Today, I saw the movie, Les Miserables. Though the stage play touched me deeply, this experience seemed more stirring somehow. Watching the character’s emotional reactions up close in panoramic, digital clarity left me shaken. Moved. I cried all my makeup away – not a good look. It has been six hours since l exited the film and still, it is with me. That’s good story, folks.

Heading home, the beauty of love’s impact on a life, on many lives, curled around my heart like a mist and rested there. How many of us have the opportunity to change a life through God’s forgiveness and selfless love? All of us, I should imagine.

I thought of people who had forgiven me. Who had loved me, though I’m often unlovely. And right away, my thoughts settled on my mother.
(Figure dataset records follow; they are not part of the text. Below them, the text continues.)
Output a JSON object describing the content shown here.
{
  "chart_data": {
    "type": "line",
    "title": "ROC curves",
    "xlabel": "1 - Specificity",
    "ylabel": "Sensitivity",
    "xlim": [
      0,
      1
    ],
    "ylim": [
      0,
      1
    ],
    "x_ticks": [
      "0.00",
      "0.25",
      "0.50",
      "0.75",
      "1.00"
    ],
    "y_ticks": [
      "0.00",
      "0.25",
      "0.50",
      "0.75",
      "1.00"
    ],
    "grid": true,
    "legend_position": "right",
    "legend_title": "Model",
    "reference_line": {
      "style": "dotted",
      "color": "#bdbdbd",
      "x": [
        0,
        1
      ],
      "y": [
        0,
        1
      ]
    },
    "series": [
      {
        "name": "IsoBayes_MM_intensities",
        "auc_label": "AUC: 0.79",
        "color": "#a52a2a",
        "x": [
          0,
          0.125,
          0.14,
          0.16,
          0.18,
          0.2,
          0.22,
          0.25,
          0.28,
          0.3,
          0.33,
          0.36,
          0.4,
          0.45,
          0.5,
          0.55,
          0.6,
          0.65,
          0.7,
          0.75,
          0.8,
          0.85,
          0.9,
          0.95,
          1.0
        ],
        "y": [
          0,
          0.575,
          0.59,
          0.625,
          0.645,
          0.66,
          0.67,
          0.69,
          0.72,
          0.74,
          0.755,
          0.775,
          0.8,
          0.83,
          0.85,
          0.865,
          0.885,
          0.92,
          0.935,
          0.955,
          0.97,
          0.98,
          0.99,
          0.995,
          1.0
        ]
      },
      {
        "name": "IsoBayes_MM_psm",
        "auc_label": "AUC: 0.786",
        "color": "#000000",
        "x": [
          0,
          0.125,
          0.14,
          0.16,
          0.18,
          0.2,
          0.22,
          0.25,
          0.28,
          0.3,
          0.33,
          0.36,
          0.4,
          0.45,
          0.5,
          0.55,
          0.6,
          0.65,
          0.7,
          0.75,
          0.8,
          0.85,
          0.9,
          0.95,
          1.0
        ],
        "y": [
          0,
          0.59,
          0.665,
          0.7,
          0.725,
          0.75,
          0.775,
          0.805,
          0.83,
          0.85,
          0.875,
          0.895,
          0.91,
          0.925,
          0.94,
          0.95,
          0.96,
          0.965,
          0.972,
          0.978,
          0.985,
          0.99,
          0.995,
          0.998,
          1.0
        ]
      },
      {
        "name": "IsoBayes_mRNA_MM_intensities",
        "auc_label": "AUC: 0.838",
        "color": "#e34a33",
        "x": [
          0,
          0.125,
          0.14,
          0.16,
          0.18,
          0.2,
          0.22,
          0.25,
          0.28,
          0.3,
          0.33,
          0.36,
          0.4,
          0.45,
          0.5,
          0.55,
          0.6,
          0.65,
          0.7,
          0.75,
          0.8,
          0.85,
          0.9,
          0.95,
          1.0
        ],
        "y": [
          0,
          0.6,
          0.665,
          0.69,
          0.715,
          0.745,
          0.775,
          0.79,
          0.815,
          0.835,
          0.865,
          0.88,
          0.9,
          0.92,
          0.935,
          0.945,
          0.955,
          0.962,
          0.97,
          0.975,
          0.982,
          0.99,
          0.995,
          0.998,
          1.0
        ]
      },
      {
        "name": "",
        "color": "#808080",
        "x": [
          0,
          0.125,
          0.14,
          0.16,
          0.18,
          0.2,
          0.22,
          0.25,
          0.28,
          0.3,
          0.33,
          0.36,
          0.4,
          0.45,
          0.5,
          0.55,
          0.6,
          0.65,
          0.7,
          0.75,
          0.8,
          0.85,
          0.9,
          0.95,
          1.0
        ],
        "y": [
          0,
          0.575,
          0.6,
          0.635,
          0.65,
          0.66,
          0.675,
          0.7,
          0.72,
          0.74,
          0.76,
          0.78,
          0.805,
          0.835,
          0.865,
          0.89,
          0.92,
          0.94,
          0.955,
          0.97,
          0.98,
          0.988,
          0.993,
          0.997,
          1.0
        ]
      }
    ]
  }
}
My sweet, ninety-three-year-old mother who has dementia and remembers little, except that she loves me. The lady who inspires friends not seen for years to say, “Cathy! Good to see you. How’s your dear mother?”

My mother at ninety.

My mother at ninety.

Day after day, year after year, my mother dwells in grace. Her kindness is an offering and her smile a blessing. Along with Jean Valjean, she loves with a Godly love that changes lives.  She has changed mine and continues to do so.

May God grant her more pages in her story. Like Les Miserables, it’s a good one. And I’m reading it right to the end.